A Workshop in Using Acrylics as Watercolour
A couple of weeks ago, I packed up my van and said goodbye to my kids and husband for a weekend and went to my first painting workshop in twelve years. I would love to take more art workshops, but it's rare that our region holds a workshop that fits my painting direction, and it's also hard to leave my family. I am thankful for the many successful self-taught artists who give me hope that I too can learn what I need to know on my own. It just takes longer that way.
That said, I learned a LOT during this weekend workshop with artist Sharon Lynn Williams. The technique covered during the workshop was using fluid acrylics like watercolour, and since I've never been able to paint with acrylics, this was intriguing.

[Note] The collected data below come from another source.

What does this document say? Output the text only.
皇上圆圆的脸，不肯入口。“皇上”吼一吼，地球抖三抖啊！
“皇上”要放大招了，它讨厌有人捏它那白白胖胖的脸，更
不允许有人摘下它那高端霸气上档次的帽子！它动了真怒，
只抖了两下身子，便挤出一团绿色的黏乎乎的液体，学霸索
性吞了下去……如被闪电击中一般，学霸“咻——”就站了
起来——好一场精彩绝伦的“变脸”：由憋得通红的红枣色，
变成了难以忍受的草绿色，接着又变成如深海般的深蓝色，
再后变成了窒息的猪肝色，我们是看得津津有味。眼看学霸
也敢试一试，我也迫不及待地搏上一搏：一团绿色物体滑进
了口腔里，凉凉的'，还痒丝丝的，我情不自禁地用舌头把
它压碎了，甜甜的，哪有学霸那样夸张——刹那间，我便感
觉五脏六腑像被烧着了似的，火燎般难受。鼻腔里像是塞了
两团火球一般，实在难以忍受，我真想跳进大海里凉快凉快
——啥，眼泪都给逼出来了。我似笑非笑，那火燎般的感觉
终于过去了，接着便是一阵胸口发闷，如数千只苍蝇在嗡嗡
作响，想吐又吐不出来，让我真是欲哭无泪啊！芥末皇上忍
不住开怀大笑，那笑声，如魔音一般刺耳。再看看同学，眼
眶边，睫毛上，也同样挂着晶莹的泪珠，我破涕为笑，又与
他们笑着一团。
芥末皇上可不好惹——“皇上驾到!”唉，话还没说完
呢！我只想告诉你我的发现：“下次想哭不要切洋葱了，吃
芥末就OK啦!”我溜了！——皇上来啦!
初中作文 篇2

I was shocked that there are really very few differences in how Williams uses her acrylics to how I use watercolour.
In addition to learning this new medium, we were given a course in colour theory, and this was what really educated me. Making colour decisions used to be entirely accidental, I knew there were warm colours and cool colours, complementary colours and tertiary colours, but I didn't make many conscious decisions about how they figured into my paintings. I used the colours I liked, I added blue to make shadows and brown to make greys and sometimes it was a struggle. How do you paint two grey objects side by side without them blending in to each other? Over the last year or two I have been seeing more decisiveness in my colour choices, learning to make choices about colour temperature to add interest to my paintings, but it still feels very rudimentary.
During the class there were a lot of moments where I could see that Williams was articulating many things that I had learned through trial and error (lots of error!), and expanding on them. As much as I enjoyed using acrylic paint in a watercolour way, that was the easy part! It was the colour theory that I really needed, and hadn't known it until then.
I shared my painting table with another local artist, Payge Fortier, and she and I are very different in our painting styles. She is an acrylic painter, and has such a strong sense of design, and so on her side of the table, she painted like an acrylic painter, and I painted like a watercolour artist, and it was a good pairing for us as we worked out our problems with our paintings and learned something new. We both had something to contribute and gave each other guidance.
This was such a good weekend! I was high on the excitement of having won my first painting award, and anticipating hours and hours of interruption-free painting time. What's not to like? I would like to continue to experiment with fluid acrylics, though whether or not it will replace watercolour remains to be seen. I'm not going to force it. But the colour theory side will improve my paintings for the rest of my life, so it was a weekend well spent.